You have list of DOB of the subjects in a few various format : ["10 February 1984", "March 5 1990", "April 2 1782", "June 6, 1988", "12 May 1992"], and you want to sort the list.

You can use Node with iterables to extract day, month and year, and use datetime.datetime to unify the format that can be compared, and JoinNode to sort the list.


In [ ]:
# write your solution here

In [ ]:
# the list of all DOB
dob_subjects = ["10 February 1984", "March 5 1990", "April 2 1782", "June 6, 1988", "12 May 1992"]

In [ ]:
# let's start from creating Node with iterable to split all strings from the list
from nipype import Node, JoinNode, Function, Workflow

def split_dob(dob_string):
    return dob_string.split()

split_node = Node(Function(input_names=["dob_string"], 
                              output_names=["split_list"], 
                              function=split_dob),
                    name="splitting")

#split_node.inputs.dob_string = "10 February 1984"
split_node.iterables = ("dob_string", dob_subjects)

In [ ]:
# and now let's work on the date format more, independently for every element

# sometimes the second element has an extra "," that we should remove
def remove_comma(str_list):
    str_list[1] = str_list[1].replace(",", "")
    return str_list

cleaning_node = Node(Function(input_names=["str_list"], 
                              output_names=["str_list_clean"], 
                              function=remove_comma),
                    name="cleaning")


# now we can extract year, month, day from our list and create ``datetime.datetim`` object
def datetime_format(date_list):
    import datetime
    # year is always the last
    year = int(date_list[2])
    #day and month can be in the first or second position
    # we can use datetime.datetime.strptime to convert name of the month to integer
    try:
        day = int(date_list[0])
        month = datetime.datetime.strptime(date_list[1], "%B").month
    except(ValueError):
        day = int(date_list[1])
        month = datetime.datetime.strptime(date_list[0], "%B").month
    # and create datetime.datetime format
    return datetime.datetime(year, month, day)

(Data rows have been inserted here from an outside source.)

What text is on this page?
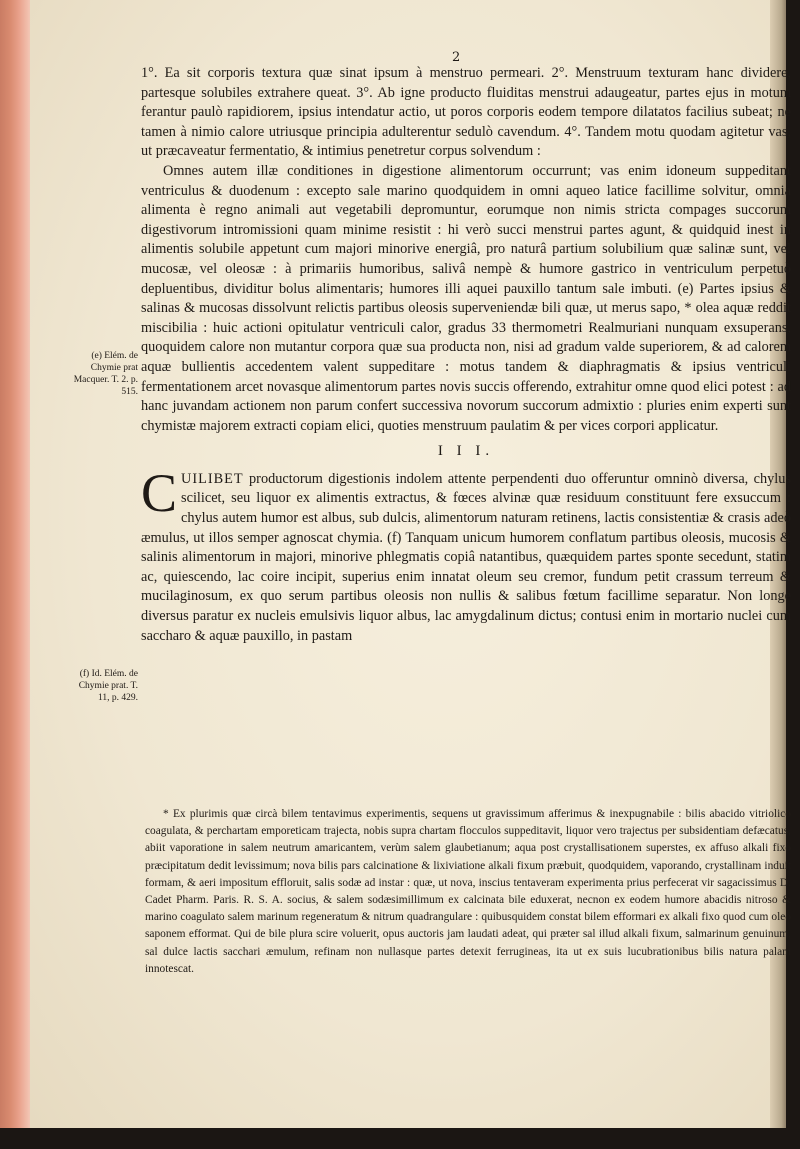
2
(e) Elém. de Chymie prat Macquer. T. 2. p. 515.
(f) Id. Elém. de Chymie prat. T. 11, p. 429.

1°. Ea sit corporis textura quæ sinat ipsum à menstruo permeari. 2°. Menstruum texturam hanc dividere, partesque solubiles extrahere queat. 3°. Ab igne producto fluiditas menstrui adaugeatur, partes ejus in motum ferantur paulò rapidiorem, ipsius intendatur actio, ut poros corporis eodem tempore dilatatos facilius subeat; ne tamen à nimio calore utriusque principia adulterentur sedulò cavendum. 4°. Tandem motu quodam agitetur vas, ut præcaveatur fermentatio, & intimius penetretur corpus solvendum :

Omnes autem illæ conditiones in digestione alimentorum occurrunt; vas enim idoneum suppeditant ventriculus & duodenum : excepto sale marino quodquidem in omni aqueo latice facillime solvitur, omnia alimenta è regno animali aut vegetabili depromuntur, eorumque non nimis stricta compages succorum digestivorum intromissioni quam minime resistit : hi verò succi menstrui partes agunt, & quidquid inest in alimentis solubile appetunt cum majori minorive energiâ, pro naturâ partium solubilium quæ salinæ sunt, vel mucosæ, vel oleosæ : à primariis humoribus, salivâ nempè & humore gastrico in ventriculum perpetuò depluentibus, dividitur bolus alimentaris; humores illi aquei pauxillo tantum sale imbuti. (e) Partes ipsius & salinas & mucosas dissolvunt relictis partibus oleosis superveniendæ bili quæ, ut merus sapo, * olea aquæ reddit miscibilia : huic actioni opitulatur ventriculi calor, gradus 33 thermometri Realmuriani nunquam exsuperans, quoquidem calore non mutantur corpora quæ sua producta non, nisi ad gradum valde superiorem, & ad calorem aquæ bullientis accedentem valent suppeditare : motus tandem & diaphragmatis & ipsius ventriculi fermentationem arcet novasque alimentorum partes novis succis offerendo, extrahitur omne quod elici potest : ad hanc juvandam actionem non parum confert successiva novorum succorum admixtio : pluries enim experti sunt chymistæ majorem extracti copiam elici, quoties menstruum paulatim & per vices corpori applicatur.

I I I.

CUILIBET productorum digestionis indolem attente perpendenti duo offeruntur omninò diversa, chylus scilicet, seu liquor ex alimentis extractus, & fœces alvinæ quæ residuum constituunt fere exsuccum : chylus autem humor est albus, sub dulcis, alimentorum naturam retinens, lactis consistentiæ & crasis adeò æmulus, ut illos semper agnoscat chymia. (f) Tanquam unicum humorem conflatum partibus oleosis, mucosis & salinis alimentorum in majori, minorive phlegmatis copiâ natantibus, quæquidem partes sponte secedunt, statim ac, quiescendo, lac coire incipit, superius enim innatat oleum seu cremor, fundum petit crassum terreum & mucilaginosum, ex quo serum partibus oleosis non nullis & salibus fœtum facillime separatur. Non longe diversus paratur ex nucleis emulsivis liquor albus, lac amygdalinum dictus; contusi enim in mortario nuclei cum saccharo & aquæ pauxillo, in pastam

* Ex plurimis quæ circà bilem tentavimus experimentis, sequens ut gravissimum afferimus & inexpugnabile : bilis abacido vitriolico coagulata, & perchartam emporeticam trajecta, nobis supra chartam flocculos suppeditavit, liquor vero trajectus per subsidentiam defæcatus, abiit vaporatione in salem neutrum amaricantem, verùm salem glaubetianum; aqua post crystallisationem superstes, ex affuso alkali fixo præcipitatum dedit levissimum; nova bilis pars calcinatione & lixiviatione alkali fixum præbuit, quodquidem, vaporando, crystallinam induit formam, & aeri impositum effloruit, salis sodæ ad instar : quæ, ut nova, inscius tentaveram experimenta prius perfecerat vir sagacissimus D. Cadet Pharm. Paris. R. S. A. socius, & salem sodæsimillimum ex calcinata bile eduxerat, necnon ex eodem humore abacidis nitroso & marino coagulato salem marinum regeneratum & nitrum quadrangulare : quibusquidem constat bilem efformari ex alkali fixo quod cum oleo saponem efformat. Qui de bile plura scire voluerit, opus auctoris jam laudati adeat, qui præter sal illud alkali fixum, salmarinum genuinum, sal dulce lactis sacchari æmulum, refinam non nullasque partes detexit ferrugineas, ita ut ex suis lucubrationibus bilis natura palam innotescat.
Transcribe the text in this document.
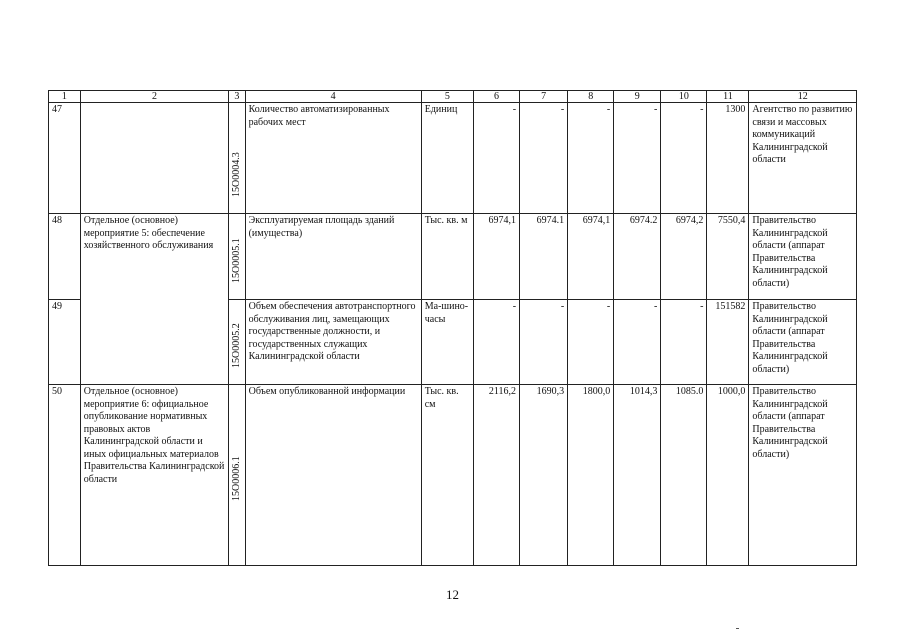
1	2	3	4	5	6	7	8	9	10	11	12
47		15О0004.3	Количество автоматизированных рабочих мест	Единиц	-	-	-	-	-	1300	Агентство по развитию связи и массовых коммуникаций Калининградской области
48	Отдельное (основное) мероприятие 5: обеспечение хозяйственного обслуживания	15О0005.1	Эксплуатируемая площадь зданий (имущества)	Тыс. кв. м	6974,1	6974.1	6974,1	6974.2	6974,2	7550,4	Правительство Калининградской области (аппарат Правительства Калининградской области)
49		15О0005.2	Объем обеспечения автотранспортного обслуживания лиц, замещающих государственные должности, и государственных служащих Калининградской области	Ма-шино-часы	-	-	-	-	-	151582	Правительство Калининградской области (аппарат Правительства Калининградской области)
50	Отдельное (основное) мероприятие 6: официальное опубликование нормативных правовых актов Калининградской области и иных официальных материалов Правительства Калининградской области	15О0006.1	Объем опубликованной информации	Тыс. кв. см	2116,2	1690,3	1800,0	1014,3	1085.0	1000,0	Правительство Калининградской области (аппарат Правительства Калининградской области)
12
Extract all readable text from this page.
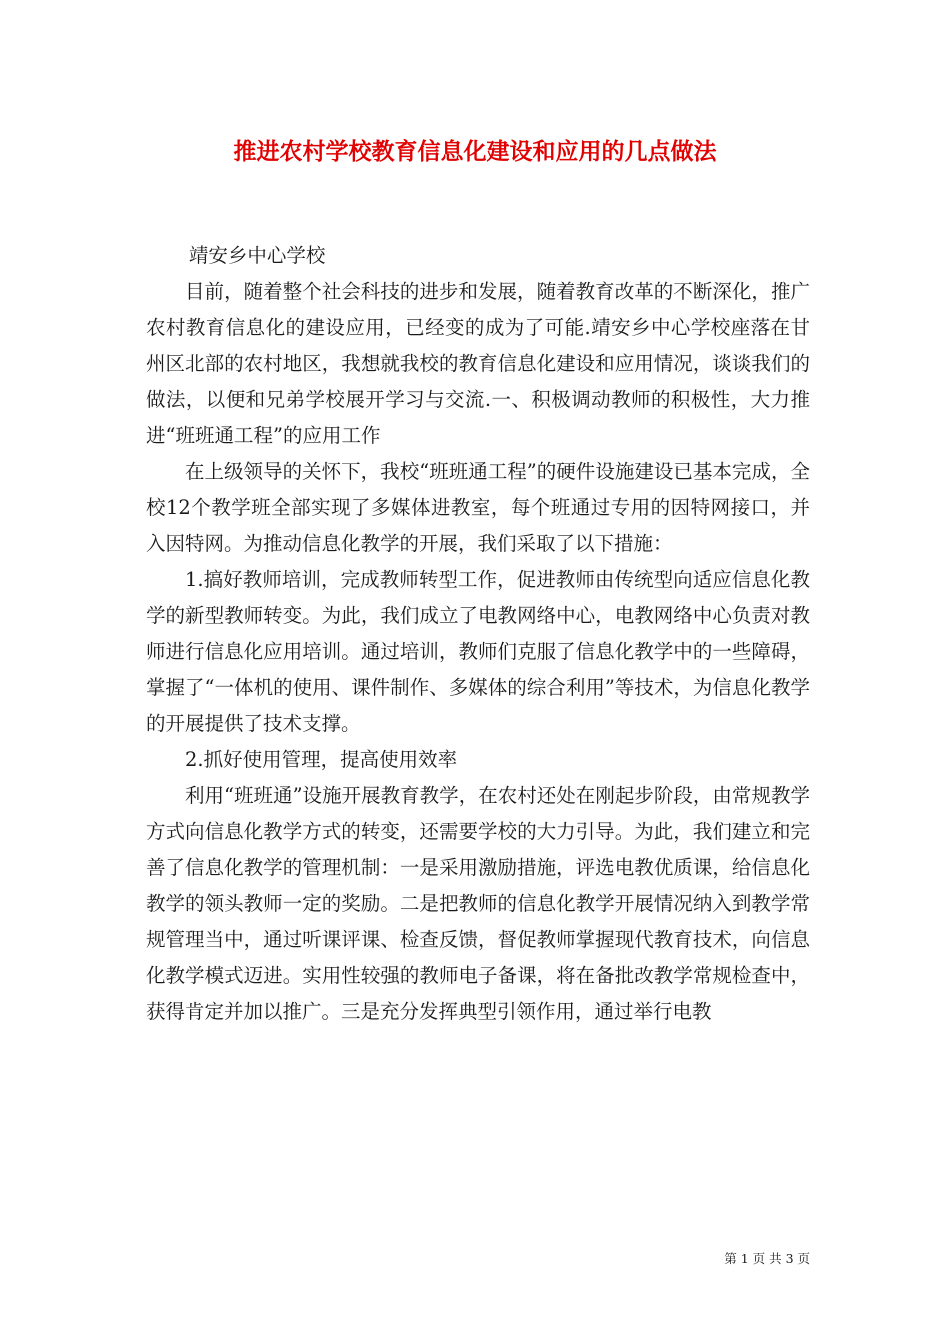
推进农村学校教育信息化建设和应用的几点做法

靖安乡中心学校

目前，随着整个社会科技的进步和发展，随着教育改革的不断深化，推广农村教育信息化的建设应用，已经变的成为了可能.靖安乡中心学校座落在甘州区北部的农村地区，我想就我校的教育信息化建设和应用情况，谈谈我们的做法，以便和兄弟学校展开学习与交流.一、积极调动教师的积极性，大力推进“班班通工程”的应用工作

在上级领导的关怀下，我校“班班通工程”的硬件设施建设已基本完成，全校12个教学班全部实现了多媒体进教室，每个班通过专用的因特网接口，并入因特网。为推动信息化教学的开展，我们采取了以下措施：

1.搞好教师培训，完成教师转型工作，促进教师由传统型向适应信息化教学的新型教师转变。为此，我们成立了电教网络中心，电教网络中心负责对教师进行信息化应用培训。通过培训，教师们克服了信息化教学中的一些障碍，掌握了“一体机的使用、课件制作、多媒体的综合利用”等技术，为信息化教学的开展提供了技术支撑。

2.抓好使用管理，提高使用效率

利用“班班通”设施开展教育教学，在农村还处在刚起步阶段，由常规教学方式向信息化教学方式的转变，还需要学校的大力引导。为此，我们建立和完善了信息化教学的管理机制：一是采用激励措施，评选电教优质课，给信息化教学的领头教师一定的奖励。二是把教师的信息化教学开展情况纳入到教学常规管理当中，通过听课评课、检查反馈，督促教师掌握现代教育技术，向信息化教学模式迈进。实用性较强的教师电子备课，将在备批改教学常规检查中，获得肯定并加以推广。三是充分发挥典型引领作用，通过举行电教

第 1 页 共 3 页
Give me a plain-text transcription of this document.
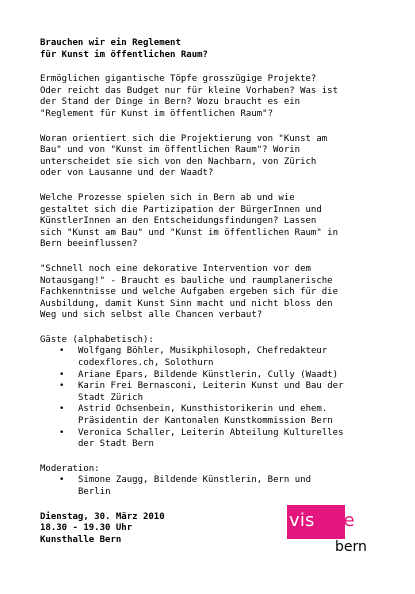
Brauchen wir ein Reglement
für Kunst im öffentlichen Raum?
Ermöglichen gigantische Töpfe grosszügige Projekte?
Oder reicht das Budget nur für kleine Vorhaben? Was ist
der Stand der Dinge in Bern? Wozu braucht es ein
"Reglement für Kunst im öffentlichen Raum"?
Woran orientiert sich die Projektierung von "Kunst am
Bau" und von "Kunst im öffentlichen Raum"? Worin
unterscheidet sie sich von den Nachbarn, von Zürich
oder von Lausanne und der Waadt?
Welche Prozesse spielen sich in Bern ab und wie
gestaltet sich die Partizipation der BürgerInnen und
KünstlerInnen an den Entscheidungsfindungen? Lassen
sich "Kunst am Bau" und "Kunst im öffentlichen Raum" in
Bern beeinflussen?
"Schnell noch eine dekorative Intervention vor dem
Notausgang!" - Braucht es bauliche und raumplanerische
Fachkenntnisse und welche Aufgaben ergeben sich für die
Ausbildung, damit Kunst Sinn macht und nicht bloss den
Weg und sich selbst alle Chancen verbaut?
Gäste (alphabetisch):
• Wolfgang Böhler, Musikphilosoph, Chefredakteur
codexflores.ch, Solothurn
• Ariane Epars, Bildende Künstlerin, Cully (Waadt)
• Karin Frei Bernasconi, Leiterin Kunst und Bau der
Stadt Zürich
• Astrid Ochsenbein, Kunsthistorikerin und ehem.
Präsidentin der Kantonalen Kunstkommission Bern
• Veronica Schaller, Leiterin Abteilung Kulturelles
der Stadt Bern
Moderation:
• Simone Zaugg, Bildende Künstlerin, Bern und
Berlin
Dienstag, 30. März 2010
18.30 - 19.30 Uhr
Kunsthalle Bern
vis arte
bern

datetime_node = Node(Function(input_names=["date_list"], 
                                  output_names=["datetime"], 
                              function=datetime_format),
                    name="datetime")

In [ ]:
# now we are ready to create JoinNode and sort the list of DOB

def sorting_dob(datetime_list):
    datetime_list.sort()
    return datetime_list

sorting_node = JoinNode(Function(input_names=["datetime_list"], 
                              output_names=["dob_sorted"], 
                              function=sorting_dob),
                    joinsource=split_node, # this is the node that used iterables for x
                    joinfield=['datetime_list'],
                    name="sorting")

In [ ]:
# and we're ready to create workflow

ex1_wf = Workflow(name="sorting_dob")
ex1_wf.connect(split_node, "split_list", cleaning_node, "str_list")
ex1_wf.connect(cleaning_node, "str_list_clean", datetime_node, "date_list")
ex1_wf.connect(datetime_node, "datetime", sorting_node, "datetime_list")

In [ ]:
# you can check the graph
from IPython.display import Image
ex1_wf.write_graph(graph2use='exec')
Image(filename='graph_detailed.png')

In [ ]:
# and run the workflow
ex1_res = ex1_wf.run()

In [ ]:
# you can check list of all nodes
ex1_res.nodes()

In [ ]:
# and check the results from sorting_dob.sorting
list(ex1_res.nodes())[0].result.outputs